The few bars and clubs in the city are found only in the chicest hotels, the ritziest neighborhoods, and the backpacker ghettoes—catering to foreigners and the one class of people in Delhi that actually go out: the upper class. A few of my Indian friends spoke very disapprovingly of what they saw as the decadent, spoiled children of the upper class, even saying that they weren’t real Indians—they were more Westerners than locals. Now, this is certainly not universal. Of the places I visited, the attitudes in Mumbai seemed to have a much more vibrant and local drinking culture. And while a lot of the talk felt to me like prejudice bluster, there are certainly are differences between the classes¬—at least in terms of outward behavior.

Several nights a week, my posh neighborhood’s market would fill up with SUVs and German luxury cars. Designer-clad girls and boys would make a scene loitering drunkenly outside bars, talking very loudly, smoking cigarettes and even sometimes kissing before stumbling off to their cars and drunkenly driving home. It was certainly a contrast to the rest of Delhi society. Aside from a beer with dinner that I had with an upper class friend, the only drinking I did in Delhi took place in the home and only with the eldest males of the home. Women and children always remained in a different room, occasionally popping in to serve snacks or meals. We almost always drank whiskey and soda they were virtually always mixed by the man of the house. A couple told me it was their time to be away from family and talk about everything, a safe place to be honest. Drinking outside the house was a rather vulgar, public waste of money, something done to show off.

One night, a rare English-speaking driver—upon learning I was American—told me that America was the land of Colgate. I asked what he meant, and he explained that “Colgate,” the toothpaste, was a slang word for blowjob. He then asked if people really do get blowjobs in America. When I told him they did, his immediate response was, “For free?” Trying to avoid the inevitable way-too-personal conversation about my own life that might follow, I quickly flipped the conversation around. He had mentioned a wife earlier, so I said, “Well, doesn’t your wife do it for you?” He laughed and said, “No way, man, we’re not upper class. Only upper class people do that stuff!” He went on to tell me—a serious trace of bitterness and resent in his voice—that the upper class was the only group people having premarital sex and messing around.

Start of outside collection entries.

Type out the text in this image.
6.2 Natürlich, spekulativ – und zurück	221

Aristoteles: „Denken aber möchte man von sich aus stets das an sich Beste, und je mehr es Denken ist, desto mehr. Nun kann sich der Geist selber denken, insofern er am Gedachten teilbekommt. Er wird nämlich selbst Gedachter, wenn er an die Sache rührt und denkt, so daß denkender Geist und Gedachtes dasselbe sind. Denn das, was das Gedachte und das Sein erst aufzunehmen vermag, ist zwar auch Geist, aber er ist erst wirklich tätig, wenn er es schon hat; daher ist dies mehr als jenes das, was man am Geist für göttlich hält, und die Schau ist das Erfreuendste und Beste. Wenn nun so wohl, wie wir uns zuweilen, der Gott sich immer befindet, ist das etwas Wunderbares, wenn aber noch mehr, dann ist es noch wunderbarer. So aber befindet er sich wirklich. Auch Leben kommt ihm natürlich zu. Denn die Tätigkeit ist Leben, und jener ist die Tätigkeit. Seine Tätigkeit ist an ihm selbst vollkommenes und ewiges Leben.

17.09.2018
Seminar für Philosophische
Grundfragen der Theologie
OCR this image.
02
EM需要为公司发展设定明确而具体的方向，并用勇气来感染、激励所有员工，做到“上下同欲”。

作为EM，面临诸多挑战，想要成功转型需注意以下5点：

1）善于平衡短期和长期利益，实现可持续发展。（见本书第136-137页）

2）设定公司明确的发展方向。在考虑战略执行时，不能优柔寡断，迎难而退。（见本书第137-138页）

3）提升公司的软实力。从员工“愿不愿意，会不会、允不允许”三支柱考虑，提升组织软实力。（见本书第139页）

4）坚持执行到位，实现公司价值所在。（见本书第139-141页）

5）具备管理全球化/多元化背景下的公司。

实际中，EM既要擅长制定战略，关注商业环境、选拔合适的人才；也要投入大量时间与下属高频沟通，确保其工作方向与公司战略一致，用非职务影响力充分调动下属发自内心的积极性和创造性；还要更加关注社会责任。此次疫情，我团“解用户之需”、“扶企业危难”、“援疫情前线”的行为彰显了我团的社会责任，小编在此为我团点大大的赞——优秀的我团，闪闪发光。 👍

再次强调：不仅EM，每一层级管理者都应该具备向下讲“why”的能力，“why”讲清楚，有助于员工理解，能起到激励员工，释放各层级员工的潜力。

I doubt that premarital sex is the exclusive domain of the upper class, but I will say that the only people who ever told me they had premarital sex were members of the upper class. Whether or not they’re the only ones doing it, I do find it telling that they were the only ones that were willing to talk about it. Mind you, other men openly spoke to me about cheating on their wives with prostitutes (one offered to take me to where he goes … I declined) but didn’t broach premarital sex.

It’s difficult to separate these “moral” gaps from the very pronounced material gaps that exist between the upper class in India and everyone else. The flashy clothes and cars seemed to stir up just as much resentment among my sub-upper-class acquaintances as the kids kissing at the mall. I found myself in a precarious situation: even though I secretly wanted to go to the bar or go dancing at a club, my closest friends—either because they didn’t drink or didn’t like to do so out of the house—never did. I did make some very close friends that I didn’t want to offend by seeming to ditch them for the kids they didn’t care for, or, worse, giving them the impression that I was some immoral spendthrift that was only a nice kid on the surface. It was stifling sometimes, trying to find my place on the moral and class wavelength, trying to stay able to make friends from all parts of the spectrum.

One of the best parts about coming home has been the freedom from judgment. When I tell people here that I have a girlfriend, they don’t have a million follow-up questions or stare at me in disbelief or wariness. As puritanical as our nation’s reputation can sometimes be, I am able to have frank conversations about dating or sex with friends and acquaintances from both sexes. And best of all, I can do so over a drink at the bar without feeling bad about it or worrying who will find out.